Bentuk insentif tersebut mencakup dukungan fiskal maupun nonfiskal, seperti keringanan pajak penghasilan, pembebasan bea masuk untuk impor komponen strategis, serta fasilitas kemudahan perizinan. Kebijakan ini dirancang untuk memperkuat daya saing industri kendaraan listrik nasional sekaligus mendorong investasi, riset, dan pengembangan teknologi dalam negeri. Dengan adanya jaminan insentif, pelaku industri akan lebih terdorong untuk memperluas kapasitas produksi dan berkolaborasi dengan perguruan tinggi maupun lembaga penelitian.
Selain memberikan insentif kepada perusahaan, pemerintah juga menyiapkan kebijakan fiskal bagi masyarakat agar adopsi kendaraan listrik lebih masif.
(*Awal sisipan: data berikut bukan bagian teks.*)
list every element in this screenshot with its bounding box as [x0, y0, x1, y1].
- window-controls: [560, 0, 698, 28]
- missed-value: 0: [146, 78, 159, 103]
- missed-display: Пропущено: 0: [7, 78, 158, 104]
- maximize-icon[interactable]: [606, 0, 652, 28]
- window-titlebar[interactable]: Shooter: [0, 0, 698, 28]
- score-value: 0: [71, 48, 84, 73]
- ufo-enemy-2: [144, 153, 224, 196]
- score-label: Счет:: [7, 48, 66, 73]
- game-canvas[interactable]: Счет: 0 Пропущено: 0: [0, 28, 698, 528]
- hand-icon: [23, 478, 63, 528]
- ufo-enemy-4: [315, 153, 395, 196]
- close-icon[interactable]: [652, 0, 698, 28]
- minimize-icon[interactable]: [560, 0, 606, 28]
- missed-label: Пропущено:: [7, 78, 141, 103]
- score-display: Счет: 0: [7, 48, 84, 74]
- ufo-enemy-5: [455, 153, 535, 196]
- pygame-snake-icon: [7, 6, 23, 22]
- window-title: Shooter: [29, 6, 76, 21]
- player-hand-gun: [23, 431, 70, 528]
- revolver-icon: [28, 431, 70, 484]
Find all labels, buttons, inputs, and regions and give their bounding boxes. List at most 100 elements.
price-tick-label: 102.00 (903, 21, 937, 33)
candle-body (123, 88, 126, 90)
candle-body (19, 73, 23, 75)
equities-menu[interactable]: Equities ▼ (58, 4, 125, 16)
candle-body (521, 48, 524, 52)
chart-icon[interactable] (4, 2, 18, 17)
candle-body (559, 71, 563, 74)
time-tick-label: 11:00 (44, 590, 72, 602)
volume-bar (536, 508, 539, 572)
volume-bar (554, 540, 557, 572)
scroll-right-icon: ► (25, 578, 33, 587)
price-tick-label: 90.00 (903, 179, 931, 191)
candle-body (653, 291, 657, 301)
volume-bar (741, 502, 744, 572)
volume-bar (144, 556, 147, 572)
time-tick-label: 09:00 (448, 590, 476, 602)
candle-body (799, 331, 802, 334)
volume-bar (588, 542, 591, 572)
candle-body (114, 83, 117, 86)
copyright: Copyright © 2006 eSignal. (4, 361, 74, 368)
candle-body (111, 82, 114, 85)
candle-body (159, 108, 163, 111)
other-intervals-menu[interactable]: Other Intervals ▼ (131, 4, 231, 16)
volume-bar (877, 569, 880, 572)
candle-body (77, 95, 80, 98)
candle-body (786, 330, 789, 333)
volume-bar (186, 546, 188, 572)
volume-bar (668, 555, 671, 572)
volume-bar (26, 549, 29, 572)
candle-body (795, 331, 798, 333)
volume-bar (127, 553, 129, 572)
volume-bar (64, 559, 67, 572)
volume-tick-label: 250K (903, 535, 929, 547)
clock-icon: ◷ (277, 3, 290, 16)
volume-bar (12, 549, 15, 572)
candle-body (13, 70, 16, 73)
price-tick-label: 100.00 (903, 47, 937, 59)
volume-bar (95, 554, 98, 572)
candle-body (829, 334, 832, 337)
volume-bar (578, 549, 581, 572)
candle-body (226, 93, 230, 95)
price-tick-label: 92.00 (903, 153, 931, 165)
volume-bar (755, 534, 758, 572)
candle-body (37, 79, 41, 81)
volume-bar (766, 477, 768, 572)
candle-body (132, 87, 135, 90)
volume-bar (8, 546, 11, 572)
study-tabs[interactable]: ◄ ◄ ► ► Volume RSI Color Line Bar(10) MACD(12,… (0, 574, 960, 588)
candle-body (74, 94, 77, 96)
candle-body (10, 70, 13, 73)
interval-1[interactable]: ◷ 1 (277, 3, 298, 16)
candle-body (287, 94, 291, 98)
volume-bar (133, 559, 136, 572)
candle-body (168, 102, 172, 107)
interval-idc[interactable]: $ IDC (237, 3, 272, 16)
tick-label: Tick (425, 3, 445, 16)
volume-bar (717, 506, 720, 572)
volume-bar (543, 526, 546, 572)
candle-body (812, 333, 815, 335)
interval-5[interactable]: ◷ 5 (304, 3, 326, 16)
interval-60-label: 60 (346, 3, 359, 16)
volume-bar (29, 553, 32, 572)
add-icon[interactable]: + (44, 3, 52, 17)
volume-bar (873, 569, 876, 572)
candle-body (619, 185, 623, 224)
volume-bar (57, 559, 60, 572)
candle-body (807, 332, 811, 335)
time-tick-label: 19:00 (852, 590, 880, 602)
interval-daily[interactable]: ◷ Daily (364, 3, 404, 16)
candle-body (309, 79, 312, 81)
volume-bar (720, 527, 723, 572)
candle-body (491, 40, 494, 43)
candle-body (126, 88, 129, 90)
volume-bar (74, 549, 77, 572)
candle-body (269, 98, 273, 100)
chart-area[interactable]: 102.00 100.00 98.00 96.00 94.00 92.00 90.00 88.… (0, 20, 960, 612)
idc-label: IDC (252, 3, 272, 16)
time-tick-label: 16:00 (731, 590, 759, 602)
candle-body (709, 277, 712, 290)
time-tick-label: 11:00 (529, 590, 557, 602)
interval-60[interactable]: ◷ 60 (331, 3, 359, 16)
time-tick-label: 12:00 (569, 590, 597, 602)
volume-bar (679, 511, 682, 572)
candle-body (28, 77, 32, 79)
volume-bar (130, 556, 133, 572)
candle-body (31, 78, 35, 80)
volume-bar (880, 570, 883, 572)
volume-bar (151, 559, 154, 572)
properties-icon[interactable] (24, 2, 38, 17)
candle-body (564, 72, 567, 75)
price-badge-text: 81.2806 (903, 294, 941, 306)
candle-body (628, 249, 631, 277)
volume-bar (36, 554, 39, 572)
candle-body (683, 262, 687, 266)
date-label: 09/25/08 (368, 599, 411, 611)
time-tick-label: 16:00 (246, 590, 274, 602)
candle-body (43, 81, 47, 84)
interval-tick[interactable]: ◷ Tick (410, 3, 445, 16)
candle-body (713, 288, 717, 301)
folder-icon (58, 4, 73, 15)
Dukungan ini tercermin dalam kebijakan pengurangan atau pembebasan sebagian Pajak Penjualan atas Barang Mewah (PPnBM)Sebagai bagian dari pelaksanaan program percepatan kendaraan listrik, pemerintah menerbitkan Peraturan Menteri Keuangan (PMK) Nomor 12 Tahun 2025 (“PMK 12/2025”) yang memperpanjang pemberian insentif Pajak Pertambahan Nilai (PPN) dan Pajak Penjualan atas Barang Mewah (PPnBM) yang ditanggung oleh pemerintah (DTP) sepanjang tahun 2025.
Kebijakan ini secara khusus mengatur insentif PPN DTP bagi kendaraan listrik roda empat berbasis baterai (Battery Electric Vehicle/BEV) dan jenis baterai untuk bus listrik tertentu. Sementara itu, insentif PPnBM DTP diberikan untuk kendaraan roda empat beremisi rendah (Low Carbon Emission Vehicle/LCEV), termasuk mobil hybrid, sebagai bagian dari upaya transisi menuju transportasi yang lebih ramah lingkungan.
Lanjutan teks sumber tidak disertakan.